Two girls in moonsuits were standing nearby, and, unable to pay attention to the old windbag any longer, he watched them instead. They were whispering and laughing softly. The tall one was what he would call Junoesque, a regular Amazon, who wore her stars and bars as if born in a rocket, while her friend had close-cropped red curls, a naughty pixie face, and a shockingly careless way of wearing her uniform—sleeves rolled up and unpolished boots. When she turned his way he saw the Mechanics’ 101st patch on her chest pocket and understood. Posy bunch of know-it-alls, they were, but too good at their job by half.

He watched them, and they watched him, while down among the green leather seats of Parliament history was made.

Then came the quick, sturdy tap of boot heels, and a flash of brown leather, followed by the flick of a blue-black ponytail.

"Sorry we’re late—got held up," said the girl with the ponytail. "Miss anything?"

"Only old al-Rashid going on and on," said Juno, and the redhead laughed. "Where’s Sarah?"

"In the loo, she’ll be along in a minute. Literally, we got held up. Four lads and two guns in an alley."

"No!" Juno stared.

"Good heavens. Are they all right?" Asked the redhead.

Ponytail laughed; he could hear the adrenalin draining from her.

"One won't walk again, I'm afraid. The others are probably still up the station explaining things. You know what she's like."

Captain Daneham couldn't help but stare himself. And then she came around the corner, brown hair with a touch of red in it, checking her purse, looking up at her friends with the clearest blue eyes he had ever seen, as if she wondered what all the fuss was about.

He couldn't help himself. He stepped forward, saying, "I beg your pardon, but I couldn't help overhearing..."

The rest of his stumbling speech was drowned in the sound of shouts and roars from the benches below, the noise of history—but he did manage to get out for a drink with them afterwards, once colonization was decided upon.

April 1, 2009

The Lost Seed

Spring never really showed up when the calendars said it did. By April first, we rarely saw anything but solid-cloud skies and lumps of icy snow all over our frozen mud yards. But the pomegranate made us feel things weren't completely hopeless.
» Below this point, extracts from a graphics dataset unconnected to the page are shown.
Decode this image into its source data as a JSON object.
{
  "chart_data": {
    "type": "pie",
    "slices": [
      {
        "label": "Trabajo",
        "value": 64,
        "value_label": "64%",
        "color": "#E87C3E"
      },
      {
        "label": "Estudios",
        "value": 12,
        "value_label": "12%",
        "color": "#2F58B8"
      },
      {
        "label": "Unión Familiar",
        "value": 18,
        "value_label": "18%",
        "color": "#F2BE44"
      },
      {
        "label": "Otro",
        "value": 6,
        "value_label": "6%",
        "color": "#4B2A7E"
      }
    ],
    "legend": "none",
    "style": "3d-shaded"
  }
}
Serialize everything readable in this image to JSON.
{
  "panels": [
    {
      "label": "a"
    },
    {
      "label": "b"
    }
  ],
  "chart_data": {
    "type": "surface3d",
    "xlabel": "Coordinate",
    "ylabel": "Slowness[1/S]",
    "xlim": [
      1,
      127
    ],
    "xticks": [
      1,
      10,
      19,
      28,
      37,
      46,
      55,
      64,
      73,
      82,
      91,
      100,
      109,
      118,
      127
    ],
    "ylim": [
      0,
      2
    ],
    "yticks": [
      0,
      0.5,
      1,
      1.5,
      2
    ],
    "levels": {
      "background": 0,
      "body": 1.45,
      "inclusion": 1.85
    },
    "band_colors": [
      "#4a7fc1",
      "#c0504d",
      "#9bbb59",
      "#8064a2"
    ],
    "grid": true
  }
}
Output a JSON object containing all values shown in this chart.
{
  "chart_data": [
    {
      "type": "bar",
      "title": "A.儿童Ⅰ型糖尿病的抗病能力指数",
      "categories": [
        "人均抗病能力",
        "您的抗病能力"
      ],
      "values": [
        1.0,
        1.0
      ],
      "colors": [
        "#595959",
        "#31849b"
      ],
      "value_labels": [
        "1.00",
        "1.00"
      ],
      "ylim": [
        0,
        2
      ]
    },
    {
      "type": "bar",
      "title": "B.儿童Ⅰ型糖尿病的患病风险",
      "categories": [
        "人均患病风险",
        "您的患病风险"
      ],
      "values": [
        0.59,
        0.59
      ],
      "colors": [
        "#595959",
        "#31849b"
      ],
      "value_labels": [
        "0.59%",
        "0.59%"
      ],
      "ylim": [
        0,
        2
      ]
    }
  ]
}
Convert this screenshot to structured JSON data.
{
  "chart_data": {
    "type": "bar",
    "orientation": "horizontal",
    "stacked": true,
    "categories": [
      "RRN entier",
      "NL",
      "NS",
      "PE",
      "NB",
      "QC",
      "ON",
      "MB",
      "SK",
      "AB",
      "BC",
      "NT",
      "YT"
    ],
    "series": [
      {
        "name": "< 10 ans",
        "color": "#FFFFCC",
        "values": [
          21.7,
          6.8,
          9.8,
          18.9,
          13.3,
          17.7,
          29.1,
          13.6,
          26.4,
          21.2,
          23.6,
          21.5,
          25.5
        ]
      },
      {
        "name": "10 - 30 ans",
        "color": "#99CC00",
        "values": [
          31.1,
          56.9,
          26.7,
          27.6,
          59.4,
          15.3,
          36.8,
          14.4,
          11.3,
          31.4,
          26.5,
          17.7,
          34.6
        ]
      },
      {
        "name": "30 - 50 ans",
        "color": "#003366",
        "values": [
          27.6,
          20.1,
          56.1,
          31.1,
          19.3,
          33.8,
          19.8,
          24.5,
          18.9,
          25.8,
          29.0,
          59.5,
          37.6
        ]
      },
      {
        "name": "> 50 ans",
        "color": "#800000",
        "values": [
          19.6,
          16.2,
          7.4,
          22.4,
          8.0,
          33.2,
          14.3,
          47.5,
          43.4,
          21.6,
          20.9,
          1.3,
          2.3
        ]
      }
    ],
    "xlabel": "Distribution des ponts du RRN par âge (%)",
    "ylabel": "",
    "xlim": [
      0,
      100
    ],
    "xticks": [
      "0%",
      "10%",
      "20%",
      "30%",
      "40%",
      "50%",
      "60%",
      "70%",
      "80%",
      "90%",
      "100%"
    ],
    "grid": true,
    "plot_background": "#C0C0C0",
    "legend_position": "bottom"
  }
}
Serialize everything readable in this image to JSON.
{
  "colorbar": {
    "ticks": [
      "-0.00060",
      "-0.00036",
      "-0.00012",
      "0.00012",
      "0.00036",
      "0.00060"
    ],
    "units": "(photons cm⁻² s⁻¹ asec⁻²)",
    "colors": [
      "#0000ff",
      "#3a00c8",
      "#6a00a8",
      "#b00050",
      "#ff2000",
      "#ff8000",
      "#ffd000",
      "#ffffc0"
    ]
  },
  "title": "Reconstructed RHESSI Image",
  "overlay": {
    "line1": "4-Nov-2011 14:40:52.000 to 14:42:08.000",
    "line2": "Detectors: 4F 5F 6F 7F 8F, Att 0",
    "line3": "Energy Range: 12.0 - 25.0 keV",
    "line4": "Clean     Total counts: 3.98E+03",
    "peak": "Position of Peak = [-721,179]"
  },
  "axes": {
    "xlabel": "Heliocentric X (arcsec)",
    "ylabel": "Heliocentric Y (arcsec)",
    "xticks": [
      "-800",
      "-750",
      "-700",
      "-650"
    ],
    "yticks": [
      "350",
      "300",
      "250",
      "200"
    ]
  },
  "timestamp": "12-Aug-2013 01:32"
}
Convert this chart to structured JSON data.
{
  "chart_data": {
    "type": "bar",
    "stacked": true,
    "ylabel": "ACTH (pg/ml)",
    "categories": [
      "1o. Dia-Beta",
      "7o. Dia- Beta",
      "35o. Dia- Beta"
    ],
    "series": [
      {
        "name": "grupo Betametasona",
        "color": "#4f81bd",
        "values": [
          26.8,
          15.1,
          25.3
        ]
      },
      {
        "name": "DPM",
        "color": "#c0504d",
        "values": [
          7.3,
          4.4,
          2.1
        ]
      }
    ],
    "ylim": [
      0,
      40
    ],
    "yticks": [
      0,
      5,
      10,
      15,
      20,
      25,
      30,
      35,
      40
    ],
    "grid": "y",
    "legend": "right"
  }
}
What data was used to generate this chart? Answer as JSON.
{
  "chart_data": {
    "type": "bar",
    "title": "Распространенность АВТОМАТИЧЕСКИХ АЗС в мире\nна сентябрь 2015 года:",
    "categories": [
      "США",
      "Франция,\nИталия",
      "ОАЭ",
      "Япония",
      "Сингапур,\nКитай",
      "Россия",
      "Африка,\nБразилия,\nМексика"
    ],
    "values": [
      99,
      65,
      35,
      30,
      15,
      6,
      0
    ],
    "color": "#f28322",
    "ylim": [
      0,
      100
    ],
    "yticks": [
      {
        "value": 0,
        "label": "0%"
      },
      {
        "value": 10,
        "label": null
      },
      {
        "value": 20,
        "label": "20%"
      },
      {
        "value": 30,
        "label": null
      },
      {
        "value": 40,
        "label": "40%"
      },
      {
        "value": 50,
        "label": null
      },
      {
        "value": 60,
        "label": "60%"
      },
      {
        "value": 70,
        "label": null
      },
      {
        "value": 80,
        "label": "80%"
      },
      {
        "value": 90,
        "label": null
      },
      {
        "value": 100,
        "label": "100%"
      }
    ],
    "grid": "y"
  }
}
The Mentonville pomegranate wasn't as famous as that groundhog down in Pennsylvania. We'd stand in the sleet on the city hall steps, while the civil witch muttered the spell and the mayor tossed the fruit over our heads.

The pomegranate exploded at the top of its arc, and the seeds would drift, random as fireflies, red as taillights, and scatter.

Our parents would hurry us home to start looking for the seed we knew was somewhere. When we did, sleet would turn to warm rain, mud would thaw, and spring would arrive.

Some families, it took less than a week; for others, nearly a month. Spring came, eventually, to everyone.

Except, one year, for the Ziglars, who didn't seem to be trying at all. The rest of us mowed our lawns for the first time while they were getting their snow shovels back out. The rest of us were swimming down at the oxbow, while the Ziglar kids skated on the flooded patch beyond their backyard.

We all thought they were crazy, but, in the hottest days of August, we paid a quarter to shiver fifteen minutes on the winter side of the fence.

The adults didn't admit the Ziglars were onto something until the leaves started turning, and the Ziglars' lawn finally began to green. It was a long winter for the rest of us, but a balmy summer for them. So it was with a certain satisfaction that we all saw the unfound seed sprout to a whole tree in the waning days of their out-of-sync summer. A whole tree laden with fruit: there was no way the Ziglars were dodging the natural order of things this year.

We were right: when the pomegranate burst downtown, every one on the Ziglar's tree exploded. There was no way they couldn't find a seed. It was spring by sunset, and they didn't see another cloud for months, but roasted in the fiercest drought in memory.

Still, they did OK, their fields yielding more than anyone else's, watered as they were by meltwater from the properties on all sides, where the rest of us were trying the winter thing.